How to make Bánh Da Lợn (Vietnamese Steamed Layer Cake)

You’re the only Bánh for me!

Growing up in Minnesota, there was not a lot of Vietnamese bakeries or restaurants. So whenever I got the chance to go to one the one dessert that always stood out was Bánh Da Lợn. It literally translates into “pig skin cake” but don’t worry, it’s completely vegetarian. The reason it’s called that is because of the similarity in the chewy and bouncy texture of the dessert.

Whenever you go into a Vietnamese bakery I think one of the first deserts you will notice is Bánh Da Lợn. There’s something so distinct about the green and yellow stripes that just always stands out. They also come in other flavors but the classic one is pandan and mung bean!

You can find most of these ingredients at any Asian grocery store or even Amazon to be honest. It’s super cheap to make it home and it makes such a huge amount. I had to give them to my neighbors! Plus you can store those in an airtight container in the fridge, and when you want to eat it all you have to do is microwave it for 30 seconds to one minute and it will be soft again!

As always the recipes below, until next time!

Homemade Bánh Da Lợn (Vietnamese Steamed Layer Cake)

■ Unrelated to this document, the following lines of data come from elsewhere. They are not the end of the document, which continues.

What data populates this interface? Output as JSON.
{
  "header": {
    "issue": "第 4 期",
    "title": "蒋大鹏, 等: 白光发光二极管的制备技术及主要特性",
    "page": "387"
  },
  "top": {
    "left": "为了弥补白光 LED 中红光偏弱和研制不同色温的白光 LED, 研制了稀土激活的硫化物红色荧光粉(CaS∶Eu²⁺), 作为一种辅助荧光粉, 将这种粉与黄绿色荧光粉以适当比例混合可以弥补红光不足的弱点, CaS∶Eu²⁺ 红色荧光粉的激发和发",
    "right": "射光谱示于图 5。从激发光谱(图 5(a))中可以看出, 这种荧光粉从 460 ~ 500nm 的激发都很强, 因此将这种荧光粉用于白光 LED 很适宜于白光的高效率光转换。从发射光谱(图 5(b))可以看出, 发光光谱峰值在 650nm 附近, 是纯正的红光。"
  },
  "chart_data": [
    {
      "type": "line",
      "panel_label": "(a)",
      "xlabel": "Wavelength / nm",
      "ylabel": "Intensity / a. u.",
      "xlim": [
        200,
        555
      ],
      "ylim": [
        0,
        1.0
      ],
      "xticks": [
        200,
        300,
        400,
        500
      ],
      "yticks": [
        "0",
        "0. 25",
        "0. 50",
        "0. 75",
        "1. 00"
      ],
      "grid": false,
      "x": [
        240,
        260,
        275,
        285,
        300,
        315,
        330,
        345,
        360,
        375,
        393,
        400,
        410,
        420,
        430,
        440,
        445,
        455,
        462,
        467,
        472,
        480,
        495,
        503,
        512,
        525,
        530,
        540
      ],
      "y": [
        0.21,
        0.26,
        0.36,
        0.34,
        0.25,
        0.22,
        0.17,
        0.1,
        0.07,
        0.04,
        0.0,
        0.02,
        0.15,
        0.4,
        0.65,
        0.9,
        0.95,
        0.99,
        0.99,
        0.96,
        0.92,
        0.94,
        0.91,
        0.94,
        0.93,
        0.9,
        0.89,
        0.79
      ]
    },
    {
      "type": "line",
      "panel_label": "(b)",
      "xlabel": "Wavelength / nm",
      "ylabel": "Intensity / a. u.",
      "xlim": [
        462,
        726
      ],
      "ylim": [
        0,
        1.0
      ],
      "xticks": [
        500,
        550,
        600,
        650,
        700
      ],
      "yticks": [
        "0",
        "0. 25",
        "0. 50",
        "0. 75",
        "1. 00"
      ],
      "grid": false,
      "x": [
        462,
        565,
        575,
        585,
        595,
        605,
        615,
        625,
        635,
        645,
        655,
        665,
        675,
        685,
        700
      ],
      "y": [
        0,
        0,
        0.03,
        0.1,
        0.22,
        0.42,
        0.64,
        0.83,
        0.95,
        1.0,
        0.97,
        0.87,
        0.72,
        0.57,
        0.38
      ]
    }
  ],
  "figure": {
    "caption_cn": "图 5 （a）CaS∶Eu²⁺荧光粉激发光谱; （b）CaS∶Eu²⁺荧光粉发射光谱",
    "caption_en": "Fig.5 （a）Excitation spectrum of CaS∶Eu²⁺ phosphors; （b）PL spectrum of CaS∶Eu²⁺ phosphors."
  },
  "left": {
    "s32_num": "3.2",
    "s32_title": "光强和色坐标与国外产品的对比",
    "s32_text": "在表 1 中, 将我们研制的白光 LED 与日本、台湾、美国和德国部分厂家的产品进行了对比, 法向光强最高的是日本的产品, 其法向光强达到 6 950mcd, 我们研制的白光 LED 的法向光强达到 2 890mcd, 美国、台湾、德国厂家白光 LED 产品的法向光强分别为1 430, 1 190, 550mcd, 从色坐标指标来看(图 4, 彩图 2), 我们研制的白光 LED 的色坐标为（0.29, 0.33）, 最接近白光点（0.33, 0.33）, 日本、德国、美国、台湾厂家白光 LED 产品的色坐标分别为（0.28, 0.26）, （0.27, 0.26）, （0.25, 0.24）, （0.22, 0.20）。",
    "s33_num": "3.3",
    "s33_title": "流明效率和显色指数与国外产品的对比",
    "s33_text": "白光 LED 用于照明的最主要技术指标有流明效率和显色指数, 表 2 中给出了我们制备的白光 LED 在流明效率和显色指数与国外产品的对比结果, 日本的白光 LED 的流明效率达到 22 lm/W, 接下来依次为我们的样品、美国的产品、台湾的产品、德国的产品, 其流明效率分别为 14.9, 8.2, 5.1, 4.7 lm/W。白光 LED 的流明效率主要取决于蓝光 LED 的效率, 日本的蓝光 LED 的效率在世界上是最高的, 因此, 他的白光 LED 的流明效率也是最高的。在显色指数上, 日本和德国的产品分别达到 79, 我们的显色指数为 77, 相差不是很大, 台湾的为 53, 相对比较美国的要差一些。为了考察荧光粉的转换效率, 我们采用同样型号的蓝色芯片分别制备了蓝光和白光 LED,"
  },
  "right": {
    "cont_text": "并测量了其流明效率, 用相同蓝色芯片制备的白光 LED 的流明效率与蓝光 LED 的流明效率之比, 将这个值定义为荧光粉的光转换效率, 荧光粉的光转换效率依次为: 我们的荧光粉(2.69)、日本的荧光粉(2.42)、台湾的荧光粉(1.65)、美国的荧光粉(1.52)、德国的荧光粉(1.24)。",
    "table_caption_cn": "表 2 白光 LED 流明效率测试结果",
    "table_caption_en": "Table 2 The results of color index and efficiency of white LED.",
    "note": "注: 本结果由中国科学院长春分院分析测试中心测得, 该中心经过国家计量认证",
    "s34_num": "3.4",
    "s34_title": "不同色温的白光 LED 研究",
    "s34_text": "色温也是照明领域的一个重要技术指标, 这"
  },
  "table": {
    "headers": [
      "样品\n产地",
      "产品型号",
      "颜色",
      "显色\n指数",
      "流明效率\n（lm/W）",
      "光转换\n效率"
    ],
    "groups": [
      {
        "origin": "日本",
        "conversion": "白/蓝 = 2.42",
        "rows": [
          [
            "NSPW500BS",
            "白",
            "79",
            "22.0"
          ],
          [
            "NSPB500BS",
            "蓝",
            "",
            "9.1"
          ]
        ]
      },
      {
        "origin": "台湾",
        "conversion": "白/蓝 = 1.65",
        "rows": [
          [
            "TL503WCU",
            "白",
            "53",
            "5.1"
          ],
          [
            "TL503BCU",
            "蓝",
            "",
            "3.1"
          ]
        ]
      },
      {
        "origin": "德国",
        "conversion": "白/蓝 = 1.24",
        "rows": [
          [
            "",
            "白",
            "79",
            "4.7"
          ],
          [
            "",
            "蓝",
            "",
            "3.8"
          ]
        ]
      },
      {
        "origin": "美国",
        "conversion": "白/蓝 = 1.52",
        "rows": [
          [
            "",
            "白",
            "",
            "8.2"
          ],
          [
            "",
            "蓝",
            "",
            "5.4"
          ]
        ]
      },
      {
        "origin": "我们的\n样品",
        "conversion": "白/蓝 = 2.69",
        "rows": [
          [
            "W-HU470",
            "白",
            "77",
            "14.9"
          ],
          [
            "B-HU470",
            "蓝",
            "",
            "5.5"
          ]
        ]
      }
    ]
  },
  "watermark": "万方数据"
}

Recipe by Jen H. DaoCourse: RecipesCuisine: Viet, Vietnamese, AsianDifficulty: Easy
Servings

6

servings
Prep time

45

minutes
Cooking time

40

minutes

Ingredients

  • Green Layer
  • 1 1/2 cup tapioca starch

  • 1/4 cup rice flour

  • 3/4 cup sugar

  • 2 cups water

  • 1/4 tsp pandan extract

  • 1/2 tsp veggie oil

  • Yellow Layer
  • 1/2 cup dried split mung beans (soaked overnight or for 4 hrs)

  • 1/8 tsp salt

  • 1 3/4 cup water

  • 3/4 cup tapioca starch

  • 2 tbsp rice flour

  • 1/2 cup coconut milk

  • 3/4 cup sugar

  • Other
  • cooking spray

Direction

  • Prepare the Mung Bean Paste:
    In a pot combine salt, water, and soaked mung beans. Bring to a boil then simmer for for 10 minutes until soft. Remove from heat and slightly cool mixture. Then blend or mash them with tapioca starch, rice flour, sugar and coconut milk until smooth. Set aside.
  • Mix Pandan Batter:
    In another bowl, mix sugar, tapioca starch, rice flour, veggie oil and pandan extract until smooth. Set aside.
  • Steam the Layers:
    Prepare a Steamer: Fill a large steamer with water and bring it to a boil. Place an 8- or 9-inch round pan in the steamer – or- muffin cups. Spray with cooking spray and steam for 2 mins.
    Layering: Pour a thin layer of the pandan batter into the pan, about 1/4 inch thick. Cover and steam for 5-7 minutes or until set. Alternate by pouring a mung bean layer next, steam again, and repeat, alternating between the two batters until all are used up. Aim for 5-6 layers.
    Final Steam: After the last layer is added, steam for an additional 15-20 minutes (10 mins for muffins) to ensure the whole cake is cooked through.
  • Cool & Serve:
    Let the cake cool completely, then slice into diamond shapes or squares. Enjoy!